British Leprosy Relief Association
The impact of leprosy control on the transmission of M. leprae: is elimination being attained?
J. H. Richardus and J. D. F. Habbema
Impact of leprosy control: is elimination being attained?
HabbemaJ. Dik F.a
aDepartment of Public Health, Erasmus MC, University Medical Center Rotterdam, Rotterdam, The Netherlands
Correspondence to: Dr. J. H. Richardus, Department of Public Health, Erasmus MC, P.O. Box 2040, 3000 CA Rotterdam, The Netherlands (e-mail: firstname.lastname@example.org)

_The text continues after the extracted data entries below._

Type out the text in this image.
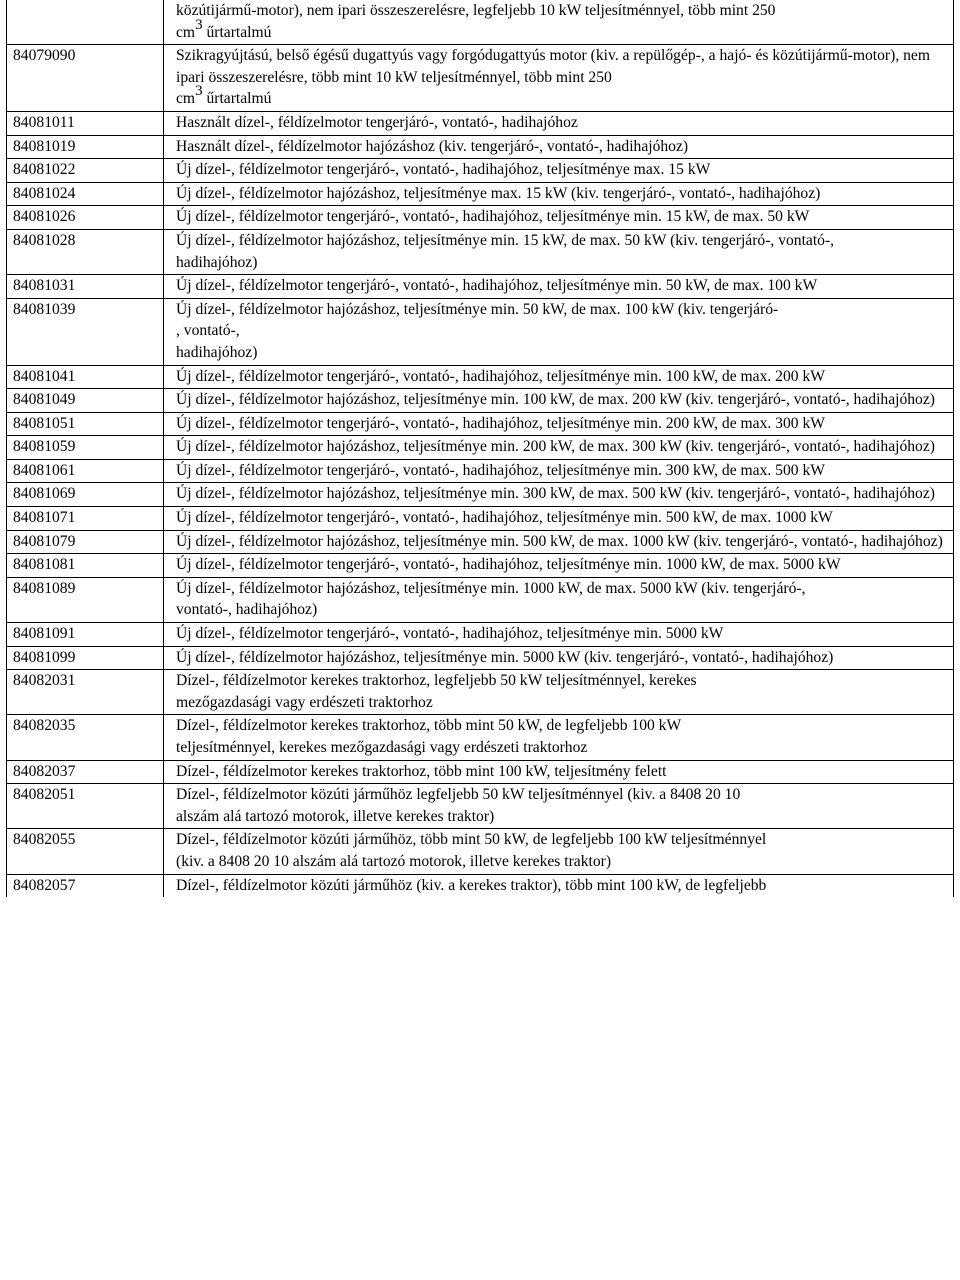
	közútijármű-motor), nem ipari összeszerelésre, legfeljebb 10 kW teljesítménnyel, több mint 250
$cm^3$ űrtartalmú
84079090	Szikragyújtású, belső égésű dugattyús vagy forgódugattyús motor (kiv. a repülőgép-, a hajó- és közútijármű-motor), nem ipari összeszerelésre, több mint 10 kW teljesítménnyel, több mint 250
$cm^3$ űrtartalmú
84081011	Használt dízel-, féldízelmotor tengerjáró-, vontató-, hadihajóhoz
84081019	Használt dízel-, féldízelmotor hajózáshoz (kiv. tengerjáró-, vontató-, hadihajóhoz)
84081022	Új dízel-, féldízelmotor tengerjáró-, vontató-, hadihajóhoz, teljesítménye max. 15 kW
84081024	Új dízel-, féldízelmotor hajózáshoz, teljesítménye max. 15 kW (kiv. tengerjáró-, vontató-, hadihajóhoz)
84081026	Új dízel-, féldízelmotor tengerjáró-, vontató-, hadihajóhoz, teljesítménye min. 15 kW, de max. 50 kW
84081028	Új dízel-, féldízelmotor hajózáshoz, teljesítménye min. 15 kW, de max. 50 kW (kiv. tengerjáró-, vontató-,
hadihajóhoz)
84081031	Új dízel-, féldízelmotor tengerjáró-, vontató-, hadihajóhoz, teljesítménye min. 50 kW, de max. 100 kW
84081039	Új dízel-, féldízelmotor hajózáshoz, teljesítménye min. 50 kW, de max. 100 kW (kiv. tengerjáró-
, vontató-,
hadihajóhoz)
84081041	Új dízel-, féldízelmotor tengerjáró-, vontató-, hadihajóhoz, teljesítménye min. 100 kW, de max. 200 kW
84081049	Új dízel-, féldízelmotor hajózáshoz, teljesítménye min. 100 kW, de max. 200 kW (kiv. tengerjáró-, vontató-, hadihajóhoz)
84081051	Új dízel-, féldízelmotor tengerjáró-, vontató-, hadihajóhoz, teljesítménye min. 200 kW, de max. 300 kW
84081059	Új dízel-, féldízelmotor hajózáshoz, teljesítménye min. 200 kW, de max. 300 kW (kiv. tengerjáró-, vontató-, hadihajóhoz)
84081061	Új dízel-, féldízelmotor tengerjáró-, vontató-, hadihajóhoz, teljesítménye min. 300 kW, de max. 500 kW
84081069	Új dízel-, féldízelmotor hajózáshoz, teljesítménye min. 300 kW, de max. 500 kW (kiv. tengerjáró-, vontató-, hadihajóhoz)
84081071	Új dízel-, féldízelmotor tengerjáró-, vontató-, hadihajóhoz, teljesítménye min. 500 kW, de max. 1000 kW
84081079	Új dízel-, féldízelmotor hajózáshoz, teljesítménye min. 500 kW, de max. 1000 kW (kiv. tengerjáró-, vontató-, hadihajóhoz)
84081081	Új dízel-, féldízelmotor tengerjáró-, vontató-, hadihajóhoz, teljesítménye min. 1000 kW, de max. 5000 kW
84081089	Új dízel-, féldízelmotor hajózáshoz, teljesítménye min. 1000 kW, de max. 5000 kW (kiv. tengerjáró-,
vontató-, hadihajóhoz)
84081091	Új dízel-, féldízelmotor tengerjáró-, vontató-, hadihajóhoz, teljesítménye min. 5000 kW
84081099	Új dízel-, féldízelmotor hajózáshoz, teljesítménye min. 5000 kW (kiv. tengerjáró-, vontató-, hadihajóhoz)
84082031	Dízel-, féldízelmotor kerekes traktorhoz, legfeljebb 50 kW teljesítménnyel, kerekes
mezőgazdasági vagy erdészeti traktorhoz
84082035	Dízel-, féldízelmotor kerekes traktorhoz, több mint 50 kW, de legfeljebb 100 kW
teljesítménnyel, kerekes mezőgazdasági vagy erdészeti traktorhoz
84082037	Dízel-, féldízelmotor kerekes traktorhoz, több mint 100 kW, teljesítmény felett
84082051	Dízel-, féldízelmotor közúti járműhöz legfeljebb 50 kW teljesítménnyel (kiv. a 8408 20 10
alszám alá tartozó motorok, illetve kerekes traktor)
84082055	Dízel-, féldízelmotor közúti járműhöz, több mint 50 kW, de legfeljebb 100 kW teljesítménnyel
(kiv. a 8408 20 10 alszám alá tartozó motorok, illetve kerekes traktor)
84082057	Dízel-, féldízelmotor közúti járműhöz (kiv. a kerekes traktor), több mint 100 kW, de legfeljebb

In 1991 the World Health Assembly decided to ‘eliminate leprosy as a public health problem’ by the year 2000. Elimination was defined as reducing the global prevalence of the disease to less than 1 case per 10,000. In 2000 the World Health Organization (WHO) announced that elimination was reached globally.
Conventionally control of disease is defined as the reduction of disease burden to a locally acceptable level. Elimination of disease is defined as the reduction to zero of the incidence in a defined geographical area, and eradication is defined as the permanent reduction to zero of the worldwide incidence of infection caused by a specific agent. In leprosy however, WHO limited elimination to control instead of transmission, by using prevalence instead of incidence of disease.
Leprosy statistics usually report on prevalence and new case detection. Prevalence is linked to length of treatment, which has changed over time. Trends in new case detection rates only reflect trends in incidence rates when no changes occur in case detection, but in the past 25 years case detection in leprosy has been determined strongly by operational factors.
For the leprosy elimination strategy it was assumed that MDT would reduce transmission of M. leprae, but there is no convincing evidence for this. Data for evaluating the impact of MDT on transmission are not readily available because leprosy has a long incubation period. Also declines in case detection may have other causes, such as BCG vaccination. Mathematical modelling of the transmission and control of leprosy showed that the elimination strategy reduces transmission slowly, with a predicted annual decline in incidence ranging from 2% to 12%. Early case finding was the key factor to attain this decline. Future projections of the global leprosy burden indicated that 5 million new cases would arise between 2000 and 2020, and that in 2020 there would be 1 million people with WHO grade 2 disability.
It is concluded that substantial progress has been made to control leprosy, but when elimination of disease is defined as the reduction to zero of the incidence, leprosy is definitely not eliminated. To attain elimination of leprosy it is necessary to find effective interventions to interrupt transmission of M. leprae and practical diagnostic tools to detect levels of infection that can lead to transmission. This requires extensive research in the areas of epidemiology and microbiology.